Godfrey/EAR-1117496/Rutgers University The aim of this early-concept proposal for exploratory research is to determine the climate significance of the Opache formation, a carbonate rock unit deposited in the Atacama Desert of northern Chile between ~7.8 and 3.37 million years ago. Rainfall in the Atacama, both in its central area and in the Andes to its east, is strongly influenced by El Niño, the Pacific Decadal Oscillation, and on longer timescales by the South American monsoon. The Opache is made up of two carbonate facies, a laminated tufa which formed from basin over-spill and a palustrine unit. The aim of this study is to reconstruct climate (hydrologic balance) from sedimentological features such as lamina thickness. The investigators believe that two bands were deposited annually with the seasonal cycle strengthening roughly every seventeen years, but they want to demonstrate that two laminae form annually and are directly related to climate. The palustrine carbonate unit deposited in the Calama Basin will be used to infer the long-term climate of the region during a time of climate re-organization. This proposal will focus on modern analogs to aid in interpreting the rock record. The Opache is unique in the central Andes in regard to its size rather than formation mechanism. Within 30 km, active carbonate deposition occurs in and close to the Rio Loa from groundwater springs as well as in high altitude lakes and both can provide important insight to the formation of both Opache facies. In addition to study of sediment fabrics from thin section, the investigators will use stable isotopes to constrain kinetic effects on CO2 such as degassing. Dating for these modern analog studies will utilize Ra-226 (half life 1599 years), combined with U-Th dating at Rutgers. Laminae cyclicity can be determined by counting between dated horizon from active growth surface and compared with recorded climate data. This EAGER proposal includes addition of dates of the laminated unit by U-Pb, bringing the technique to Rutgers.

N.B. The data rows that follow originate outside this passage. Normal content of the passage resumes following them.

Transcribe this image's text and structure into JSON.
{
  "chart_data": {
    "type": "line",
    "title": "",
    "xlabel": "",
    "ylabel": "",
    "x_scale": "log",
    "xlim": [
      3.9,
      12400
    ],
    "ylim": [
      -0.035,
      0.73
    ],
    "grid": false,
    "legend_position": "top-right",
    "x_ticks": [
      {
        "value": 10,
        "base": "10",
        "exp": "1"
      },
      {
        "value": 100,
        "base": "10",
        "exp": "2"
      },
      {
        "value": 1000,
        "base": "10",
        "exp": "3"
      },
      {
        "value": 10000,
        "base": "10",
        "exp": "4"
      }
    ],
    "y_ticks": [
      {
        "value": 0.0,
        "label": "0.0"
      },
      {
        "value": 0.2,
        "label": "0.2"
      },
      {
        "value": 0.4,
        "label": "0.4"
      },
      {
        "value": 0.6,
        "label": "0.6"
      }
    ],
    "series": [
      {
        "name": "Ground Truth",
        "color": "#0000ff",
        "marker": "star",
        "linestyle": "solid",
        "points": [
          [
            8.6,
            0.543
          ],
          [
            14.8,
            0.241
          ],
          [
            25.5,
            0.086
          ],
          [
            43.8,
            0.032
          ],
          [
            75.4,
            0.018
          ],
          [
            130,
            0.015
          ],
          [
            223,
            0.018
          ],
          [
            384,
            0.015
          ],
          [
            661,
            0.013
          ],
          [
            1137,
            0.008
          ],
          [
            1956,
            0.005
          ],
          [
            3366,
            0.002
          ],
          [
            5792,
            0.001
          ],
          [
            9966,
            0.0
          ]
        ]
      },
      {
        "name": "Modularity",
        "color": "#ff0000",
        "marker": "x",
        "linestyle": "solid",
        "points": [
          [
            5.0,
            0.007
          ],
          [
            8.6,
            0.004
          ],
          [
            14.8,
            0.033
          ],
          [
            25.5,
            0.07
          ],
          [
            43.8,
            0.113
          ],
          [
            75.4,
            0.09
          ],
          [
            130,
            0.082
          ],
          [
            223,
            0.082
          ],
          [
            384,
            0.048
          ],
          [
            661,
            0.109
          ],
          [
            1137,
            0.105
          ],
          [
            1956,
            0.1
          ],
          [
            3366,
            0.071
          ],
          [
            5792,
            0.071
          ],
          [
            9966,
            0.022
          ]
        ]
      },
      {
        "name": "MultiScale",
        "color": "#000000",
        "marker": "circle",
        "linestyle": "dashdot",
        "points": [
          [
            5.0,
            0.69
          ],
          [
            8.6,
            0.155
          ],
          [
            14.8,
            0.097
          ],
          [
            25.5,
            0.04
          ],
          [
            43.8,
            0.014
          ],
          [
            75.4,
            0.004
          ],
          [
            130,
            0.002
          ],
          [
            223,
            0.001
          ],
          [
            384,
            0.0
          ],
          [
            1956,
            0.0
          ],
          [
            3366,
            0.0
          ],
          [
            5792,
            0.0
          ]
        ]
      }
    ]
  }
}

Successful testing of the hypothesis that a decadal climate record is possible will result in a submission of a full proposal which will yield a rare continental decadal climate record from the early-mid Pliocene in a region influenced by ENSO. This project will include undergraduate involvement in international research and collaboration with Rutgers University which broadens their research experience. The investigators have high expectations that a recent climate record will be extracted from the modern analog studies.
A pilot study was conducted in Northern Chile to address the potential for a large and unusual carbonate units for recording climate and tectonic changes during the late Miocene to Pliocene (10-2 Myrs ago). The area is currently very dry desert (the Atacama) and the frequency of rainfall is primarily a reflection of ENSO activity. This makes it an ideal location to study ENSO-like actiivity durng a recent period of Earth history when conditions were slightly warmer than present. The location is also positioned ideally for studying tectonic changes associated with the uplift of the Andes, a key factor in determining modern hyperaridity. The purpose of the study was to determine the changes in the carbonate fabric across different parts of the Calama Basin and their temporal relationship, and to acquire a small set of geochemical data to address the climate and tectonic informaiton these carbonates might contain. Carbonates formed in wetland conditions between approximately 8 and 3 Myrs ago based on ash horizons over ~800 sqkm in the lower part of the basin. They contain stromatolites, oncolites, gastropods and freshwater sponges. Around the sites of groundwater discharge, finely laminated microterraces and low barrage dams formed. Distributed throughout the basin, at high and low elevation are spring carbonates formed of laminated aragonite, some of which bear the evidence of deformation during tectonic activity associated with mountain building. Our first age measurement directly on the carbonate of one of these spring sites shows it was formed very rapidly around 7 Myrs ago. Dating of other carbonates within the basin is underway. Carbon and oxygen isotope data of the spring carbonate show that there was a large release of CO2 during the uplift phase of the Andes, the source of which will be part of our continued investigation. Strontioum isotopes, used to fingerprint the water sources in which the carbonate formed, indicate two sources of water, the developing Andes to the east and the older Pre-Cordillera to the west. Today, precipitation on the Andes is derived from the Atlantic and only under exceptional circumstances does it reach areas further west. Moisture from the Pacific falls around the coastal areas during El Nino events. For the Pre-cordillera to receive enough rainfall to be recorded in the carbonate units, the climate system during the late Miocene-Pliocene suggests wind fields and ocean circulation were quite different from the modern.